The stylus has redeemed itself, and it has Samsung to thank for that. The South Korean company has been hammering away at its S Pen technology since 2011, and the Samsung Galaxy Note 4 is the latest result of that work. Hardly a surprise in Berlin this week – its three generations of forebears each arrived at pre-IFA show – the Note 4 nonetheless has plenty to prove. Read on for my first impressions.
Where the last Note felt like a blown-up Galaxy S4, the Note 4 has learned from both the Galaxy S5 and the newer Galaxy Alpha. The latter has lent some of its metal design, a welcome addition to a phone range long criticized for its plastic construction.
So you get a textured plastic back as before, but the edges are metal, while the glass over the 5.7-inch Super AMOLED display curves gently where it meets the sides. It’s enough to make the Note 4 feel significantly more premium in the hand, and though the bevelled sides may prompt comparisons with Apple’s iPhone, it’s a sleek look I can’t exactly fault the phablet for adopting.
The screen itself may be no bigger than the outgoing phone, but it packs significantly more pixels, with Quad HD 2560 x 1440 resolution. It’s a bright, vivid panel, just as we’ve come to expect from Super AMOLED, and the viewing angles are broad. Text and images look fantastic courtesy of the high pixel density.
On the back, there’s a 16-megapixel camera with optical image stabilization, though the bigger changes have arguably made on the front. Samsung has equipped the Note 4 with a 3.7-megapixel front-facing camera and an f/1.9 aperture lens, for 60-percent more light sensitivity than the typical f/2.4 lens, and the heart rate sensor beneath the main camera can act as a shutter release for selfies.
Meanwhile, though the front lens captures 90-degrees by default, it can optionally snap a 120-degree panorama for group shots. A third microphone has been added for better noise suppression and directional voice recording, with the possibility to isolate different voices during playback.
The Note series has always been about the S Pen, though, and both hardware and software have improved in this fourth generation. Pressure sensitivity has been doubled, and the Note 4 can track not only pressure but nib tilt and speed.
As a result, there are two new virtual pen types supported, a fountain pen and a calligraphy pen, the strokes of which vary according to how fast or slow you write, the angle of your hand, and how hard you’re pressing. It’s surprisingly effective at replicating a true ink experience.
A new PC mouse-style select option has been added, allowing you to click the barrel button and then highlight an area to select, while Smart Select can now gather up multiple chunks of text and images into different temporary folders. Each of those folder can then be shared via email or other methods.
S Note gets a quick-access widget, with shortcuts for handwriting, typing, recording a voice memo, or – new to the Note 4 – a Snap Note. With that, you can take a photo of an analog notebook and have it imported: S Note automatically straightens it, adjusts the lighting, and then identifies what is text and what is image in the frame.

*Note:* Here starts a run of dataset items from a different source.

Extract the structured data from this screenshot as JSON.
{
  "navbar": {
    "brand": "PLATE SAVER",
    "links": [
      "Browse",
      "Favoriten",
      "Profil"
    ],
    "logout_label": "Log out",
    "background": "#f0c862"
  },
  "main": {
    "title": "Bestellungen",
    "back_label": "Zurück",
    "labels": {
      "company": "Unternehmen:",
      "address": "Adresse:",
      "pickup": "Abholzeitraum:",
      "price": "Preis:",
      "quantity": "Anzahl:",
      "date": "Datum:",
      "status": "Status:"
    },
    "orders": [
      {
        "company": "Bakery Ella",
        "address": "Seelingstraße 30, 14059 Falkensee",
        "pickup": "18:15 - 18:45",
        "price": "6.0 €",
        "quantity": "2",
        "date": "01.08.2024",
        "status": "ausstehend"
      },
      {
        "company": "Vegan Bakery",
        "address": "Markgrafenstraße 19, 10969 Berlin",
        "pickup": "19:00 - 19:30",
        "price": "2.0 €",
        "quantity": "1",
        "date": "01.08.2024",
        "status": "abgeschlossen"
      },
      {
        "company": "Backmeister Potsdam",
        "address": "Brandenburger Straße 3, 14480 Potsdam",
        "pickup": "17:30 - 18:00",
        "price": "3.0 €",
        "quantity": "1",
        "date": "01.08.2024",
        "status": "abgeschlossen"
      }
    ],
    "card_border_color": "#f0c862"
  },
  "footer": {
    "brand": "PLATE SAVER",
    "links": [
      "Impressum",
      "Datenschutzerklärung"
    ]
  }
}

Following that you can delete parts of the original note, though unlike, say, Evernote there’s no facility for searching handwritten text.
Old Samsung favorites like the split-screen view have been carried over, but made easier to access, with a dedicated option in the app multitask menu. From there you’re also able to switch to floating and resizable windows.
As before, there’ll be two processor options at launch, with availability depending on region. Samsung will offer a Snapdragon 805 2.7GHz quadcore with Cat.6 LTE, as well as an Exynos 5433 1.9GHz Octacore with Cat.4 LTE; both will have a removable battery, microSD card slot, and optional Qi wireless charging with a replacement back cover.
As with the GS5, there’s an Ultra Power Saving mode for stretching out the last few percentage of power left, but it’s joined by Fast Charging. Samsung’s research, so the company says, shows that most people only charge their phones for thirty minutes at a time, and so Fast Charge is designed to take the Note 4 to 50-percent in that time. Give it a little longer, meanwhile, and the Note 4 should fully charge in 30-percent less time than its predecessor.
The 3220 mAh battery should last 7-percent longer than on the Note 3, Samsung says.
What it won’t have, unlike the Note 3, is USB 3.0 support. Samsung has in fact switched back to USB 2.0 for the Note 4, telling me that people simply weren’t familiar enough with the faster variant to make it worthwhile including. It’s also not waterproof, unlike some of Samsung’s recent handsets.
All in all, it’s a solid refinement of an already popular smartphone. While the Note 4’s new styling and higher-resolution display should satisfy those with a need for instant gratification, it’s the enhanced sensitivity of the S Pen which should make a more significant difference over time.
Samsung will offer the Galaxy Note 4 in Frosted White, Charcoal Black, Bronze Gold, and Blossom Pink. Pricing and availability will vary by region.